Другим важным эротическим событием в «Тишине» становится случай однополого держания за руки [same-sex hand-holding], который представляет собой начало первых лесбийских отношений Уиллоу. В «Тишине» мы встречаем молодую ведьму по имени Тара. Когда Саннидейл замолкает, Тара ищет Уиллоу, единственного человека, который может понять, что происходит. Тару и Уиллоу атакуют Джентльмены. Они вынуждены забаррикадироваться в прачечной общежития. Пока Джентльмены ломятся в дверь, Уиллоу пытается использовать свою магию, чтобы подвинуть автомат с газировкой к двери. Это слишком тяжело, и она терпит неудачу. Затем Тара берёт руку Уиллоу, их пальцы переплетаются, они смотрят друг на друга. В очень хорошо поставленном движении они одновременно поворачиваются к автомату, который летит через комнату и блокирует дверь (этот кадр позже появится в заглавных титрах шоу). После того, как заклинание сработало, Уиллоу и Тара не перестают держаться за руки, и с этого момента они практически неразлучны. Их общая магическая сила иллюстрирует природу их отношений: витальной, энергетической и представляющей нечто намного большее, чем сумма её частей. Всё это достигается без помощи языка. «Тишина» заставляет нас понять, что если бы Джентльмены не пришли в Саннидейл, Уиллоу и Тара, возможно, никогда бы не сошлись. Уиллоу – гипер-разговорчивая всезнайка, а у Тары, когда она нервничает, усиливается заикание. В обычное время они живут на двух совершенно разных полях Символического. Ничего из этого не имеет значения в прачечной. Здесь нет языка, только Реальное, состоящее из силы и любви.

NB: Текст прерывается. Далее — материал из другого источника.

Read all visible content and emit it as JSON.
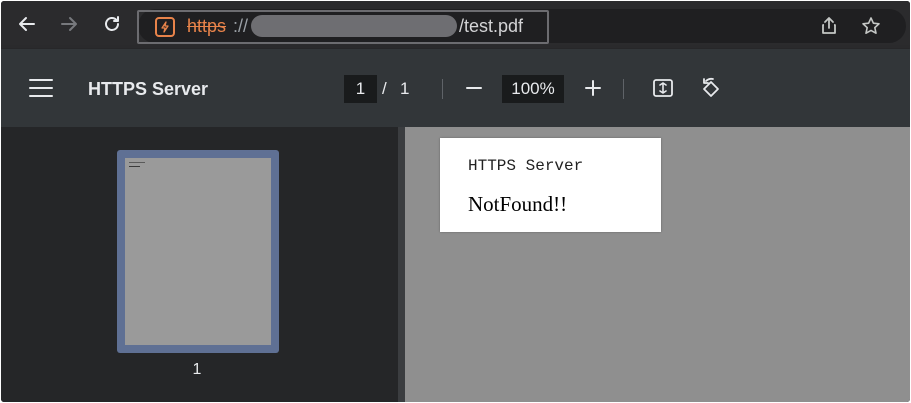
{
  "browser": {
    "url_scheme": "https",
    "url_separator": "://",
    "url_path": "/test.pdf",
    "icons": [
      "back-arrow-icon",
      "forward-arrow-icon",
      "reload-icon",
      "not-secure-icon",
      "share-icon",
      "star-icon"
    ]
  },
  "toolbar": {
    "title": "HTTPS Server",
    "page_current": "1",
    "page_separator": "/",
    "page_total": "1",
    "zoom": "100%"
  },
  "sidebar": {
    "thumbnails": [
      {
        "label": "1"
      }
    ]
  },
  "document": {
    "heading": "HTTPS Server",
    "body": "NotFound!!"
  },
  "colors": {
    "accent_warning": "#e8834a",
    "thumbnail_selected": "#5f7094",
    "viewer_background": "#8f8f8f"
  }
}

«Тишина» последовательно утверждает, что любовь случается там, где нет языка. Естественно, Баффи наконец находит свой голос, и её крик уничтожает Джентльменов. В Саннидейл возвращается Закон. Но на самом деле никто этому не рад. «Тишина» завершается блестящей медитацией в нищете Символического. Во время господства тишины Баффи и Райли обнаружили тайные идентичности друг друга. В конце эпизода Райли навещает Баффи в её комнате в общежитии. Он неловко садится на кровать Уиллоу. «Думаю, нам надо поговорить», – начинает он. «Думаю, надо», – соглашается Баффи. Затем они вдвоём сидят в полной тишине, глядя друг на друга через пропасть между двумя кроватями. Их желание ощутимо, и это желание Реального. Их затруднительное положение говорит о том, что мы должны противостоять Символическому не только потому, что это правильно, но и потому, что это может быть единственным способом обрести счастье.

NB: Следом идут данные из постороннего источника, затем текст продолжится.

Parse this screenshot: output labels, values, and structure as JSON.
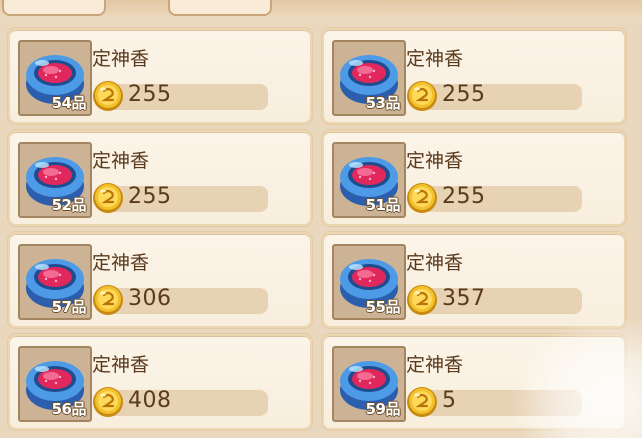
{
  "items": [
    {
      "name": "定神香",
      "grade": "54品",
      "price": "255"
    },
    {
      "name": "定神香",
      "grade": "53品",
      "price": "255"
    },
    {
      "name": "定神香",
      "grade": "52品",
      "price": "255"
    },
    {
      "name": "定神香",
      "grade": "51品",
      "price": "255"
    },
    {
      "name": "定神香",
      "grade": "57品",
      "price": "306"
    },
    {
      "name": "定神香",
      "grade": "55品",
      "price": "357"
    },
    {
      "name": "定神香",
      "grade": "56品",
      "price": "408"
    },
    {
      "name": "定神香",
      "grade": "59品",
      "price": "5"
    }
  ],
  "icons": {
    "item": "incense-burner-icon",
    "currency": "gold-coin-icon"
  },
  "colors": {
    "background": "#ead8be",
    "card": "#fbf4e8",
    "text": "#5a3a1c",
    "coin": "#f2c12e",
    "incense_rim": "#3f86d8",
    "incense_center": "#e0285c"
  }
}
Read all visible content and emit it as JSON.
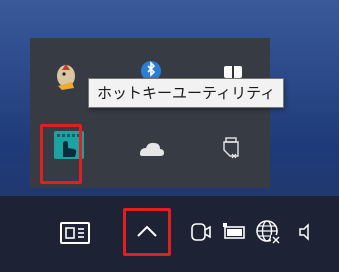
{
  "tooltip": {
    "text": "ホットキーユーティリティ"
  },
  "tray_flyout": {
    "icons": [
      "dragon-app-icon",
      "bluetooth-icon",
      "usb-drive-icon",
      "hotkey-utility-icon",
      "onedrive-cloud-icon",
      "safely-remove-device-icon"
    ]
  },
  "taskbar": {
    "icons": [
      "news-widget-icon",
      "show-hidden-icons-chevron-icon",
      "camera-icon",
      "battery-icon",
      "network-globe-icon",
      "speaker-icon"
    ]
  },
  "colors": {
    "highlight": "#e02020",
    "tooltip_bg": "#f2f2f2",
    "flyout_bg": "#373b44",
    "taskbar_bg": "#1d2334"
  }
}
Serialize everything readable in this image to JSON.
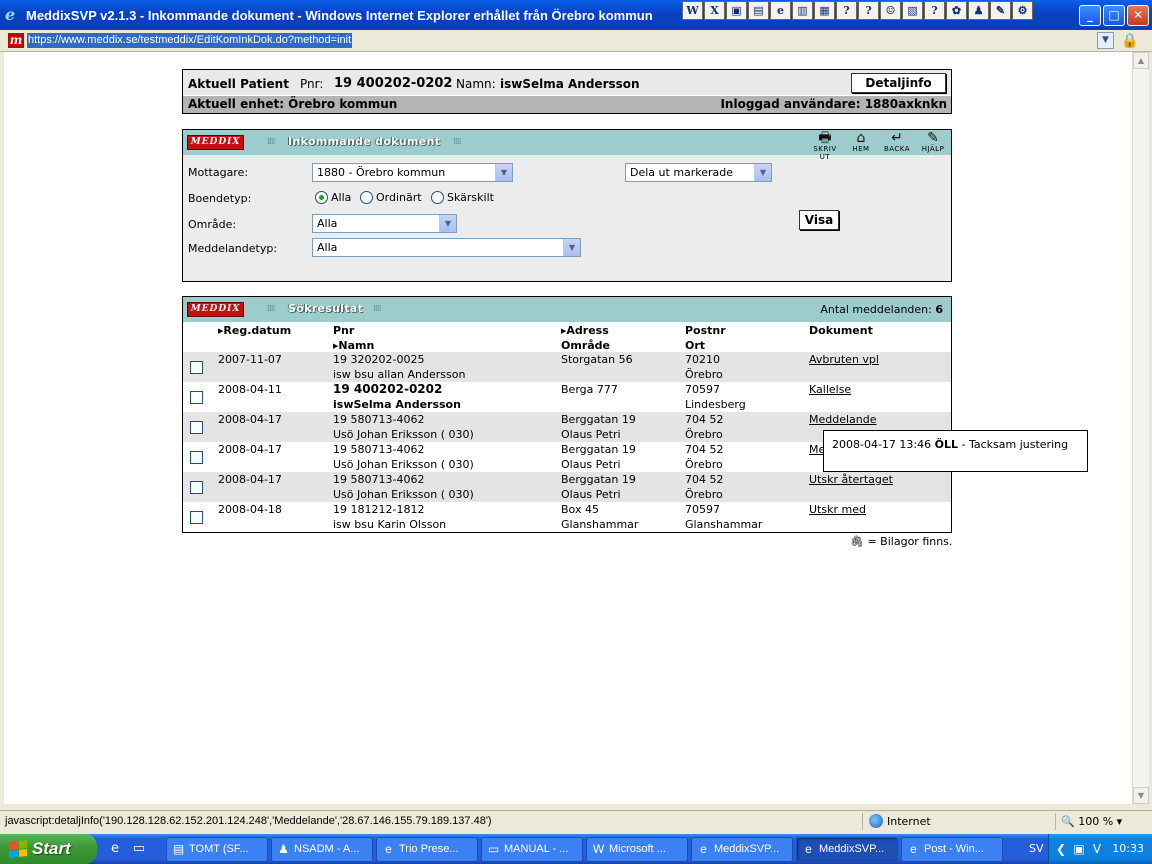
{
  "window": {
    "title": "MeddixSVP v2.1.3 - Inkommande dokument - Windows Internet Explorer erhållet från Örebro kommun",
    "url": "https://www.meddix.se/testmeddix/EditKomInkDok.do?method=init",
    "toolbar_icons": [
      "W",
      "X",
      "▣",
      "▤",
      "e",
      "▥",
      "▦",
      "?",
      "?",
      "☺",
      "▧",
      "?",
      "✿",
      "♟",
      "✎",
      "⚙"
    ]
  },
  "patient": {
    "title": "Aktuell Patient",
    "pnr_label": "Pnr:",
    "pnr_value": "19 400202-0202",
    "name_label": "Namn:",
    "name_value": "iswSelma Andersson",
    "details_button": "Detaljinfo",
    "unit_text": "Aktuell enhet: Örebro kommun",
    "user_text": "Inloggad användare: 1880axknkn"
  },
  "search_panel": {
    "logo": "MEDDIX",
    "title": "Inkommande dokument",
    "tools": [
      {
        "icon": "🖶",
        "label": "SKRIV UT",
        "name": "print"
      },
      {
        "icon": "⌂",
        "label": "HEM",
        "name": "home"
      },
      {
        "icon": "↵",
        "label": "BACKA",
        "name": "back"
      },
      {
        "icon": "✎",
        "label": "HJÄLP",
        "name": "help"
      }
    ],
    "mottagare_label": "Mottagare:",
    "mottagare_value": "1880 - Örebro kommun",
    "action_value": "Dela ut markerade",
    "boendetyp_label": "Boendetyp:",
    "radios": [
      "Alla",
      "Ordinärt",
      "Skärskilt"
    ],
    "omrade_label": "Område:",
    "omrade_value": "Alla",
    "meddelandetyp_label": "Meddelandetyp:",
    "meddelandetyp_value": "Alla",
    "visa_button": "Visa"
  },
  "result_panel": {
    "logo": "MEDDIX",
    "title": "Sökresultat",
    "count_label": "Antal meddelanden:",
    "count_value": "6",
    "headers": {
      "regdatum": "Reg.datum",
      "pnr": "Pnr",
      "namn": "Namn",
      "adress": "Adress",
      "omrade": "Område",
      "postnr": "Postnr",
      "ort": "Ort",
      "dokument": "Dokument"
    },
    "rows": [
      {
        "date": "2007-11-07",
        "pnr": "19 320202-0025",
        "name": "isw bsu allan Andersson",
        "address": "Storgatan 56",
        "area": "",
        "postnr": "70210",
        "ort": "Örebro",
        "doc": "Avbruten vpl"
      },
      {
        "date": "2008-04-11",
        "pnr": "19 400202-0202",
        "name": "iswSelma Andersson",
        "address": "Berga 777",
        "area": "",
        "postnr": "70597",
        "ort": "Lindesberg",
        "doc": "Kallelse"
      },
      {
        "date": "2008-04-17",
        "pnr": "19 580713-4062",
        "name": "Usö Johan Eriksson ( 030)",
        "address": "Berggatan 19",
        "area": "Olaus Petri",
        "postnr": "704 52",
        "ort": "Örebro",
        "doc": "Meddelande"
      },
      {
        "date": "2008-04-17",
        "pnr": "19 580713-4062",
        "name": "Usö Johan Eriksson ( 030)",
        "address": "Berggatan 19",
        "area": "Olaus Petri",
        "postnr": "704 52",
        "ort": "Örebro",
        "doc": "Me"
      },
      {
        "date": "2008-04-17",
        "pnr": "19 580713-4062",
        "name": "Usö Johan Eriksson ( 030)",
        "address": "Berggatan 19",
        "area": "Olaus Petri",
        "postnr": "704 52",
        "ort": "Örebro",
        "doc": "Utskr återtaget"
      },
      {
        "date": "2008-04-18",
        "pnr": "19 181212-1812",
        "name": "isw bsu Karin Olsson",
        "address": "Box 45",
        "area": "Glanshammar",
        "postnr": "70597",
        "ort": "Glanshammar",
        "doc": "Utskr med"
      }
    ],
    "attachment_note": "= Bilagor finns."
  },
  "tooltip": {
    "prefix": "2008-04-17 13:46",
    "bold": "ÖLL",
    "suffix": "- Tacksam justering"
  },
  "statusbar": {
    "text": "javascript:detaljInfo('190.128.128.62.152.201.124.248','Meddelande','28.67.146.155.79.189.137.48')",
    "zone": "Internet",
    "zoom": "100 %"
  },
  "taskbar": {
    "start": "Start",
    "tasks": [
      {
        "label": "TOMT (SF...",
        "icon": "▤"
      },
      {
        "label": "NSADM - A...",
        "icon": "♟"
      },
      {
        "label": "Trio Prese...",
        "icon": "e"
      },
      {
        "label": "MANUAL - ...",
        "icon": "▭"
      },
      {
        "label": "Microsoft ...",
        "icon": "W"
      },
      {
        "label": "MeddixSVP...",
        "icon": "e"
      },
      {
        "label": "MeddixSVP...",
        "icon": "e"
      },
      {
        "label": "Post - Win...",
        "icon": "e"
      }
    ],
    "lang": "SV",
    "time": "10:33"
  }
}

Эпизод «Суперзвезда», написанный Джейн Эспенсон (4.17), исследует фашистские тенденции Символического. Тизер показывает нам типичную охоту на монстров с одним причудливым искажением: Баффи не может справиться, поэтому она должна обратиться за помощью к… Джонатану Левинсону? Этот ботаник, отчуждённый выпускник Высшей школы Саннидейла, каким-то образом превратился в сверх-учтивого Джеймса Бонда. Ситуация стремительно ухудшается: Джонатан даже колонизировал порядок начальных титров, где получает столько же времени на экране, сколько какой-нибудь Скуби-Ду. Это большая проблема, поскольку подразумевается, что Джонатан вырвался из повествовательного пространства вселенной «Баффи». Титры являются частью сериала, заявляя о нём как о телевизионном шоу. В титрах Джонатан – не просто часть истории; он является частью реального культурного артефакта, который мы называем «Баффи, истребительница вампиров». Через десять минут после этого удивительного «Эспенсода» Джонатан взял под контроль Символическое во вселенной «Баффи» и в нашем мире тоже.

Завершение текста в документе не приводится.